Find all pairs of integers $(x,y)$ for
$$\frac{1}{x} + \frac{1}{y} = \frac{1}{2020}$$
Attempt:
Notice $x,y \ne 0$.
$$ \frac{1}{x} + \frac{1}{y} = \frac{1}{2020} $$
$$ \frac{x+y}{xy} = \frac{1}{2020} $$
$$ 2020(x+y) = xy $$
$$2020x + 2020y = xy$$
$$x(2020-y) = -2020y $$
$$x = \frac{2020y}{y-2020}$$
Notice $2020 = 101(5)2^{2}$, so the divisors are $1,2,4,5,10,20,101,202,404,505,1010,2020$.
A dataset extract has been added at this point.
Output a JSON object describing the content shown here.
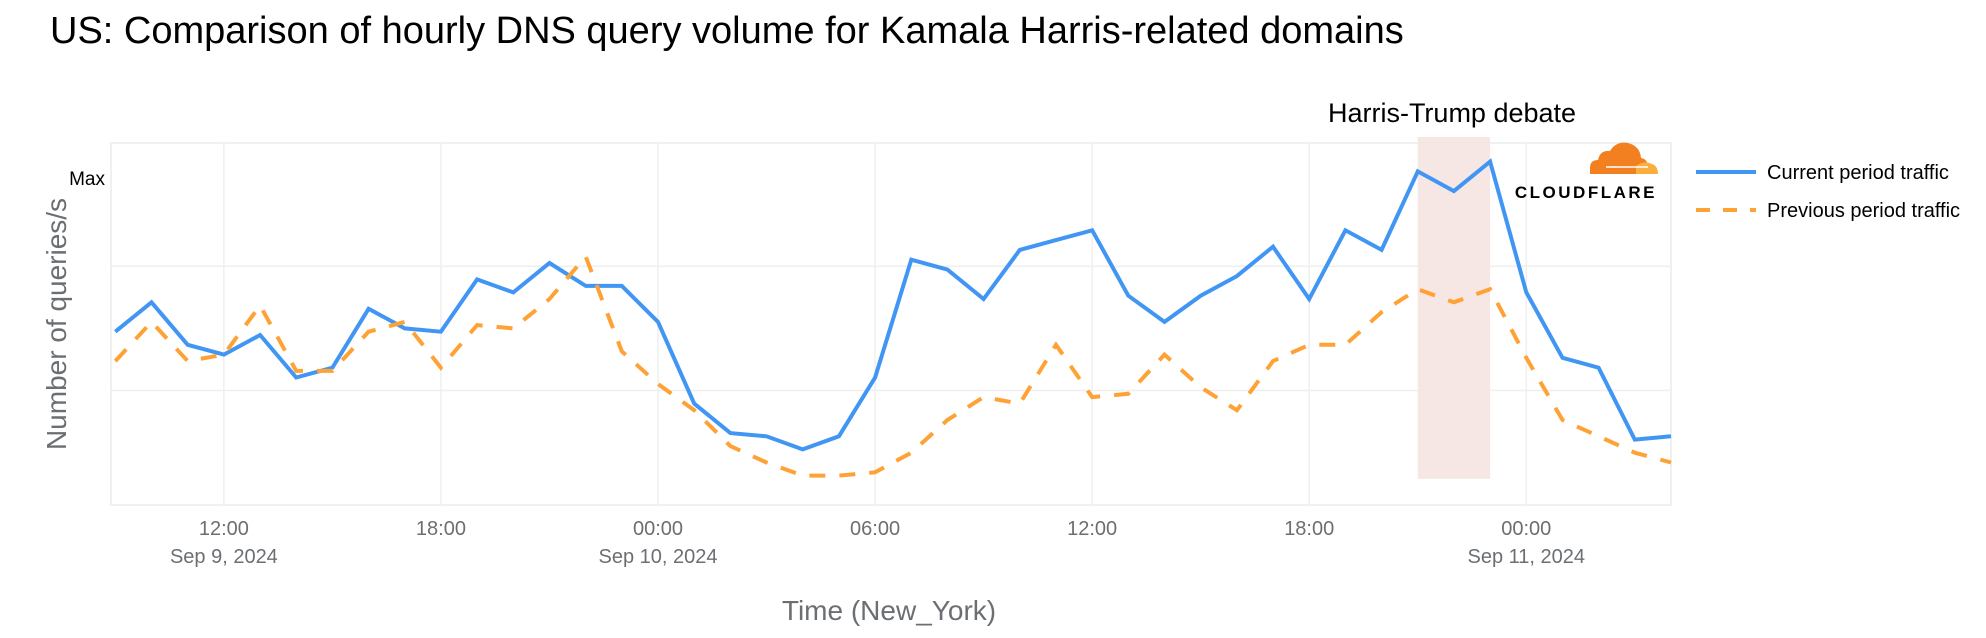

If we check where $y-2020 | 2020$, then the solutions for $y$ are: $$y = 2020+1, 2020+2, 2020+4, 2020+5, 2020+10, 2020+20, ..., 2020+2020$$ along with the corresponding $x$.
If we check $y-2020 | y$, then notice that $\frac{y}{y-2020} = 1 + \frac{2020}{y-2020}$, so it will be integer only if $\frac{2020}{y-2020}$ is integer, which means the $y$ solution is the same as before.
So far I have only found $12$ solutions.